First came the pamphlets distributed in her hometown of Mosul during Ramadan, ordering Christian women to wear the headscarf. There were the August and October attacks on Baghdad churches. Among the victims was a young, newly engaged couple close to Sister Beninia. “For years, Christians and Muslims lived like brothers and sisters,” she says. “Today the extremists are trying to separate us.” But she has no plans to leave Iraq, vowing to continue her efforts to educate Iraqi children and build bridges between the different faiths.

She has stubbornly refused to bow to the extremists, putting up Christmas trees at her school and getting her students to sing carols. She will attend Christmas mass at her convent. “I will pray for peace in the country,” she says.

Sister Beninia had plenty of experience facing down troubles, beginning with the Baath Party’s 1974 decision to nationalise all schools including Hebtikar, which was originally run by her convent. “They wanted to force me to join the Baath party, but I always refused,” she says.

Despite her refusal to sign up to Saddam Hussein’s political machinery, she kept her job because of her organisational skills and popularity with students and parents. Another challenge came during the 1980s war with Iran.

After the breakdown in order following the fall of the Saddam regime last year, she spent spring and summer at Hebtikar, protecting it from would-be looters. “I wasn’t armed and I was vulnerable,” she says. “But I confronted the thieves and they went away.”

Despite increasing prejudice against her faith and threats against her school, the numbers of parents trying to get their children enrolled continues to grow. An annex is being built.

Khaled Hamed Rachid, whose three daughters attend Hebtikar, says: “Of course I’m afraid the fanatics will consider this school a target. Even so, I will never take my daughters out of the school, because its level of discipline is unique.”

Sister Beninia, born in 1940 in a village just north of Mosul, joined the Convent of Chaldean Sisters at 11. But she also felt drawn to the world of classrooms and books, and pursued a career in education. She has run schools in Dohuk, in Iraqi Kurdistan and Basra in the Shia south. She took jobs at schools in Kuwait and Dubai before returning to Iraq in 1971 and becoming headteacher at Hebtikar.

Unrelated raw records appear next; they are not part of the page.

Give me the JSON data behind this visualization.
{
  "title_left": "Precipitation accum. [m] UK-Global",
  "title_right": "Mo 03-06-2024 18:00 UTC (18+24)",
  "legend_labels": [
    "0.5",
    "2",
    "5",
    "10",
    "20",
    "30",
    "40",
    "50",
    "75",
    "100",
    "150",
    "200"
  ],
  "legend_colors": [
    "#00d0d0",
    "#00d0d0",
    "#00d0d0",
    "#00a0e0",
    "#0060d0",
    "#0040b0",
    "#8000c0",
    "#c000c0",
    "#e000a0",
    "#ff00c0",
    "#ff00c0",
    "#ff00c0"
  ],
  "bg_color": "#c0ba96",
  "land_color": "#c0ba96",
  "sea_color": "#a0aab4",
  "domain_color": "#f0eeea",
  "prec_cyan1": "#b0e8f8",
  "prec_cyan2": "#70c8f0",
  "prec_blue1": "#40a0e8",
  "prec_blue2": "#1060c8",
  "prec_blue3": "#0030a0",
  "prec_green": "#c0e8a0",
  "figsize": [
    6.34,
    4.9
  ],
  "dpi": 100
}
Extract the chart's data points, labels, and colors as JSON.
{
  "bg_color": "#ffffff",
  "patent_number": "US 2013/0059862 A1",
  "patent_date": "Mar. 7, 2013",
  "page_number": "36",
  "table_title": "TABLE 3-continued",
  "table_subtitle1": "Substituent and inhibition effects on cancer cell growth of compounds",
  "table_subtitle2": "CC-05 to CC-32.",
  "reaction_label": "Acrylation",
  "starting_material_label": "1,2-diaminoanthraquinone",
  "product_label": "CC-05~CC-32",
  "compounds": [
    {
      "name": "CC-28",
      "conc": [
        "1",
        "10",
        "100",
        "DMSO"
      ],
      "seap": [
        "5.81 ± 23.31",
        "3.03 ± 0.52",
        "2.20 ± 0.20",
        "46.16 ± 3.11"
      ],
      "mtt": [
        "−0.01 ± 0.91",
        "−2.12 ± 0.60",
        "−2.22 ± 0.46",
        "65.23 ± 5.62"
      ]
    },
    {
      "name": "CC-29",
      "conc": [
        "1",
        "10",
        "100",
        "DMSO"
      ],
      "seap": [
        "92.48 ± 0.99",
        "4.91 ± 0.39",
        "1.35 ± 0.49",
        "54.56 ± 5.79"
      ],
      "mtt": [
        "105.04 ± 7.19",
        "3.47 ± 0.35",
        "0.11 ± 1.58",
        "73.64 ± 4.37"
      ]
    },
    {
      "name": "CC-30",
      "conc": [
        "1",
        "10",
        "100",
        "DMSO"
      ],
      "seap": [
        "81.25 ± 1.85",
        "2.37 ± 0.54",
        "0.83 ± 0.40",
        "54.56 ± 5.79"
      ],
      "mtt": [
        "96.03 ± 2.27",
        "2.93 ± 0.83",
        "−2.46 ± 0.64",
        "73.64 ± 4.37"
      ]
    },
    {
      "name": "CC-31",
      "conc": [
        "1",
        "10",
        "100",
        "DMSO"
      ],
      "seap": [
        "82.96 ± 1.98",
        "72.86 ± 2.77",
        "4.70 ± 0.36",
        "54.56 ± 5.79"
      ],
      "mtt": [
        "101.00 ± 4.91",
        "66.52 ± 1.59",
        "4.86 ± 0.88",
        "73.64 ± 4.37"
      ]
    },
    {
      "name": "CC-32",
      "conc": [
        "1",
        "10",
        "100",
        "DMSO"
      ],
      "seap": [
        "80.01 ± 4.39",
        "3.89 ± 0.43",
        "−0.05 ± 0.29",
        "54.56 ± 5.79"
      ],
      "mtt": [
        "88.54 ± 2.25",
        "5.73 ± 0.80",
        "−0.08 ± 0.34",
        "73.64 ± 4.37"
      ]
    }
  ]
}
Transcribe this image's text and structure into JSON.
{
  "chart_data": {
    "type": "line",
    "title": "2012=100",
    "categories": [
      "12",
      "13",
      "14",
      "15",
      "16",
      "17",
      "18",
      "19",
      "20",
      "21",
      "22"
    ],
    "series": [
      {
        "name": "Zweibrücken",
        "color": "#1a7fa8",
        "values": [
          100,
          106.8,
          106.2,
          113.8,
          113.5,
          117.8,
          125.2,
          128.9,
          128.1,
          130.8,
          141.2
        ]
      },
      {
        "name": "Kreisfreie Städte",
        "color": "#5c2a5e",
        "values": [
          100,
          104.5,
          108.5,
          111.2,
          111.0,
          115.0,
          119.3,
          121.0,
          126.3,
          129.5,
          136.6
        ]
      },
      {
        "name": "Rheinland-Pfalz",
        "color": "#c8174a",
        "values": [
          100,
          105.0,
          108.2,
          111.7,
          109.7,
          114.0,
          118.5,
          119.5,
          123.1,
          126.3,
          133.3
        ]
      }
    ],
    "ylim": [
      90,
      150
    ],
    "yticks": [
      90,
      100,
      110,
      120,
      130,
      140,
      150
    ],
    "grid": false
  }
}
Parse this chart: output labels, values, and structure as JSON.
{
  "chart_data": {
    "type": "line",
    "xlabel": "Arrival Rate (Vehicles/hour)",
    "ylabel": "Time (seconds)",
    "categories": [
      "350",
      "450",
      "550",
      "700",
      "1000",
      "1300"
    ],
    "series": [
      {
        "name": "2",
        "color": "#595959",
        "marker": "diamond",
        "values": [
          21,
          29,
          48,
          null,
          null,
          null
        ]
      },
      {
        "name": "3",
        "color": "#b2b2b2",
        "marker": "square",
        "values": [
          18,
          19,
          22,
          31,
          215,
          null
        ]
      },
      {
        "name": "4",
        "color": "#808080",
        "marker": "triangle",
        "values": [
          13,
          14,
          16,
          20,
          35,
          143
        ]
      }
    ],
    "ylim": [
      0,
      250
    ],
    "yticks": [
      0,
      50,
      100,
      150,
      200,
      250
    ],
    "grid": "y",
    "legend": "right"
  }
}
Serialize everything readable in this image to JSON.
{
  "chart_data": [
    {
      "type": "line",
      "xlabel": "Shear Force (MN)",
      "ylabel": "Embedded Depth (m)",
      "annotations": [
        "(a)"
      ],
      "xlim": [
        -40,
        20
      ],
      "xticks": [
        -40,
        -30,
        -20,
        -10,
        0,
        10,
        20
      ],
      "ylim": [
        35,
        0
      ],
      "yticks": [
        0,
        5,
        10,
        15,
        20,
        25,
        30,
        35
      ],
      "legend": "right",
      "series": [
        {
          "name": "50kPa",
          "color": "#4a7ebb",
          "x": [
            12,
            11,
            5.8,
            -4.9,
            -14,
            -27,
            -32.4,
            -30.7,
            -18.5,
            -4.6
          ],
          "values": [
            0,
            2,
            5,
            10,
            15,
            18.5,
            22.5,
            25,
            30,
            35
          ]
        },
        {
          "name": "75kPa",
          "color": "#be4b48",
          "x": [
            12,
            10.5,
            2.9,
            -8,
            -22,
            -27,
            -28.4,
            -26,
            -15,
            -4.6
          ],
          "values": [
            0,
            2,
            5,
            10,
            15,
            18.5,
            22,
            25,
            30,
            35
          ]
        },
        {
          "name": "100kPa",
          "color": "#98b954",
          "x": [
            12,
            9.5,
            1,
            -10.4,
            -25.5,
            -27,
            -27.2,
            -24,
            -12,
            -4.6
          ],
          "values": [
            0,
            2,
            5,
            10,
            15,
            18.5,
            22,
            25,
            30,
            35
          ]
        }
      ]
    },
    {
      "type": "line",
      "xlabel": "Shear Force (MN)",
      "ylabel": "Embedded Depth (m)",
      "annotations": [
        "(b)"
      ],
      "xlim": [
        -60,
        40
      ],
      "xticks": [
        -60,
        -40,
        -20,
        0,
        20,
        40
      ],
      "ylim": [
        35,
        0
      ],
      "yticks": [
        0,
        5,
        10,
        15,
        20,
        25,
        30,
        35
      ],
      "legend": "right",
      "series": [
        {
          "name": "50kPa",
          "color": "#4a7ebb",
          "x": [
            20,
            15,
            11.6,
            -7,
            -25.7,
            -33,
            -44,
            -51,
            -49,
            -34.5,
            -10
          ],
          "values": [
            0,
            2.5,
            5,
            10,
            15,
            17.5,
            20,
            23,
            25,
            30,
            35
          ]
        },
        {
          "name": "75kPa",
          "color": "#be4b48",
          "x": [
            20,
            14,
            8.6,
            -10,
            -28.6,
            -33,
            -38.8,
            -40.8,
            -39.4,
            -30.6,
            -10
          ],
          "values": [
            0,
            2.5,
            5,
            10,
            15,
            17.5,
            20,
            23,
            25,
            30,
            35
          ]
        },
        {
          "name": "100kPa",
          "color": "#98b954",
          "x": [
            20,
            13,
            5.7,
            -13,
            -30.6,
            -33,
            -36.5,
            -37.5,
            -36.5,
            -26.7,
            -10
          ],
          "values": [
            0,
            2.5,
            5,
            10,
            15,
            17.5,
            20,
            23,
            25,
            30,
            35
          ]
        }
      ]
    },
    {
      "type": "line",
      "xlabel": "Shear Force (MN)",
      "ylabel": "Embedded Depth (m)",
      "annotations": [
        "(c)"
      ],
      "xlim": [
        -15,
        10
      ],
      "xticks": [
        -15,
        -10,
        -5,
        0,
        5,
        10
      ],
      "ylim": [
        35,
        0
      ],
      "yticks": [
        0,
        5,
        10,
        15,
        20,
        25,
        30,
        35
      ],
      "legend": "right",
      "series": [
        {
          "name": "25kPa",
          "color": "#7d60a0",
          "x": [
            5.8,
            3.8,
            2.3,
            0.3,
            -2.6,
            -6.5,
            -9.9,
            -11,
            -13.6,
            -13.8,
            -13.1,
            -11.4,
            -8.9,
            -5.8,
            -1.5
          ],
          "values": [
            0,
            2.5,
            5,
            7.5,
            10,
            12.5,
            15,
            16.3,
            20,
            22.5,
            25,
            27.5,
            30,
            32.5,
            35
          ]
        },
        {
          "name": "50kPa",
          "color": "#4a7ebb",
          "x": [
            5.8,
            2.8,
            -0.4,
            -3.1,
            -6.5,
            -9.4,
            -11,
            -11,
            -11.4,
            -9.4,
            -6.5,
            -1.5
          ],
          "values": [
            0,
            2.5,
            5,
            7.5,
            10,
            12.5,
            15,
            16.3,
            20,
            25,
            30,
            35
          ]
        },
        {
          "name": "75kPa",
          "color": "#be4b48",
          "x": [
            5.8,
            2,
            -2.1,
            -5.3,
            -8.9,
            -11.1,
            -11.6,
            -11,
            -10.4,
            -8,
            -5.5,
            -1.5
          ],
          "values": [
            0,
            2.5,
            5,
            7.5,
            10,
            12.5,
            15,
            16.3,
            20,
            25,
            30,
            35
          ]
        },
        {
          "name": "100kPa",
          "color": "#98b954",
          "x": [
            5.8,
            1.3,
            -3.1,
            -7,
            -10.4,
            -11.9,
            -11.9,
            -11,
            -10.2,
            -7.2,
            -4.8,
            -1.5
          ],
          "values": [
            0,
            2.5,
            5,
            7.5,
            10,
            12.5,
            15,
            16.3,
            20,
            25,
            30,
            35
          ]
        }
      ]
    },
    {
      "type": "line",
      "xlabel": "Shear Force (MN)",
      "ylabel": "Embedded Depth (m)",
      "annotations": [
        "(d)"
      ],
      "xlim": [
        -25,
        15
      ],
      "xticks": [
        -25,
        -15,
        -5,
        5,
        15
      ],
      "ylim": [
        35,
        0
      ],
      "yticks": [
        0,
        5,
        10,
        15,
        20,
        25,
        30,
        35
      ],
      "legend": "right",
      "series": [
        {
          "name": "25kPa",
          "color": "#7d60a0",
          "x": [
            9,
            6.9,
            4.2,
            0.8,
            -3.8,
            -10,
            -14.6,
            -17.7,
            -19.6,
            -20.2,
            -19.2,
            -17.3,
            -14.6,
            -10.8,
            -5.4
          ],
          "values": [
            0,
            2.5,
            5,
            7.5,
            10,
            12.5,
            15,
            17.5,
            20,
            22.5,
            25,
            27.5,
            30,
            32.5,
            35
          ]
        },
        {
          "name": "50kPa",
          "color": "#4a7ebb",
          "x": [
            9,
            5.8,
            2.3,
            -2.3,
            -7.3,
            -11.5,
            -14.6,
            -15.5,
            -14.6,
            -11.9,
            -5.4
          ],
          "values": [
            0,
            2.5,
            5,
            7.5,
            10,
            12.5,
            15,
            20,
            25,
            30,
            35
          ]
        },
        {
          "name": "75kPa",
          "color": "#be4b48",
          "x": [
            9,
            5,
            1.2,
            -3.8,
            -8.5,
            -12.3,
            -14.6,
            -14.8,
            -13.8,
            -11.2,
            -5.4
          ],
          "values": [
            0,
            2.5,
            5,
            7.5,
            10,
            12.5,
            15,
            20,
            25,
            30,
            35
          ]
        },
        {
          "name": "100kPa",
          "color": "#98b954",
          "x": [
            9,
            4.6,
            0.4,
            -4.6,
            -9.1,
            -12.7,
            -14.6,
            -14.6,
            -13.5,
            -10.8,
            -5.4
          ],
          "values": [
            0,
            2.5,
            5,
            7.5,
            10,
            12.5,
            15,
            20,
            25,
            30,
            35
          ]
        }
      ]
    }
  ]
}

Every morning at 7.30, she leaves her residence at the Convent of Immaculate Conception, a humble four-storey building, boards a minibus and, without escorts or bodyguards, she heads to work. There she deals with the myriad daily details of running a big school, substitute teachers, tardy students and worried parents. During break-time, her voice can be heard through a megaphone, demanding order from the crowd of uniformed, chattering children pouring into the yard.

“Stay in line,” Sister Beninia Hermes Shoukwana commands. “Don’t run around.” The children obey. If classes end abruptly because of an outbreak of fighting or a nearby explosion, she often stays in the school until dawn, making sure everyone gets home safely.

Sixteen of her students, mostly Christians, have left the country. Every day, desperate parents visit her, saying they are frightened and thinking of leaving Iraq. She urges them to stay. “I try to explain to them that wherever they go they’ll always be immigrants,” she says. “Iraq is like our house. And it’s our duty to try to clean up our house.”